Ultrasensitive detection of pathogenic bacteria by primer exchange reaction coupled with PGM

This study proposes an innovative approach for highly sensitive and selective detection of pathogenic bacteria based on primer exchange reaction (PER) coupled with a personal glucose meter (PGM). The modified nucleic acid capture probe (CP, 3ʹ-end modified biotin) was immobilized onto the surface of magnetic beads (MBs) and hybridized with the specific aptamer of Escherichia coli O157:H7 (AP) to form a double-stranded structure on the surface of MBs. The AP preferentially bound to E. coli O157:H7, thereby exposing some CP. Further, CP hybridized with a 5ʹ-end sequence of long single-stranded DNA, which was autonomously synthesized by PER, and captured a nucleic acid reporter probe (5ʹ-end modified biotin) via nucleic acid hybridization.
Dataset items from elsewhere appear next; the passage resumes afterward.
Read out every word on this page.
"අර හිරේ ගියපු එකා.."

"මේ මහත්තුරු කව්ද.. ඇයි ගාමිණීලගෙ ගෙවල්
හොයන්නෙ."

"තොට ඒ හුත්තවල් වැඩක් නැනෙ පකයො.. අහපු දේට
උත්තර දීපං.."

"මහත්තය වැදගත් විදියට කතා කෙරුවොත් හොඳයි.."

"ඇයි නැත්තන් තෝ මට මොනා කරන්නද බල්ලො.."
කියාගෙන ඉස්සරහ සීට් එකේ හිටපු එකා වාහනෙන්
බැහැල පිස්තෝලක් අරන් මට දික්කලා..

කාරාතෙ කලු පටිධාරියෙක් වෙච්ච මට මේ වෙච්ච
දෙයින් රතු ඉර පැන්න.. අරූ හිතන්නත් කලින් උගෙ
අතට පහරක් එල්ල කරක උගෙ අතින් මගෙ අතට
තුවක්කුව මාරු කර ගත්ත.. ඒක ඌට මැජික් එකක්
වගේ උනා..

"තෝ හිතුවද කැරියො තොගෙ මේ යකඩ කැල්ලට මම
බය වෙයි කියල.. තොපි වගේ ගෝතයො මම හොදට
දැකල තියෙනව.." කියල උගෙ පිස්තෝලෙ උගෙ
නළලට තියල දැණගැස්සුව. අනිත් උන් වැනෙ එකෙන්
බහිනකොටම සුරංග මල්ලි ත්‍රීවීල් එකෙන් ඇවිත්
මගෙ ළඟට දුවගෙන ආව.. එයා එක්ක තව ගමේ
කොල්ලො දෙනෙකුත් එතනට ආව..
Subsequently, numerous SA-labeled invertase conjugates were added. Next, glucose was produced on adding the substrate (sucrose) of the invertase, which was detected using PGM. Under optimal conditions, the experimental results showed the corresponding detection of E. coli O157:H7 with limits as low as 10 CFU/mL and linear ranges 10–10 7 CFU/mL. The proposed biosensor was used to detect pathogenic bacteria in milk samples successfully.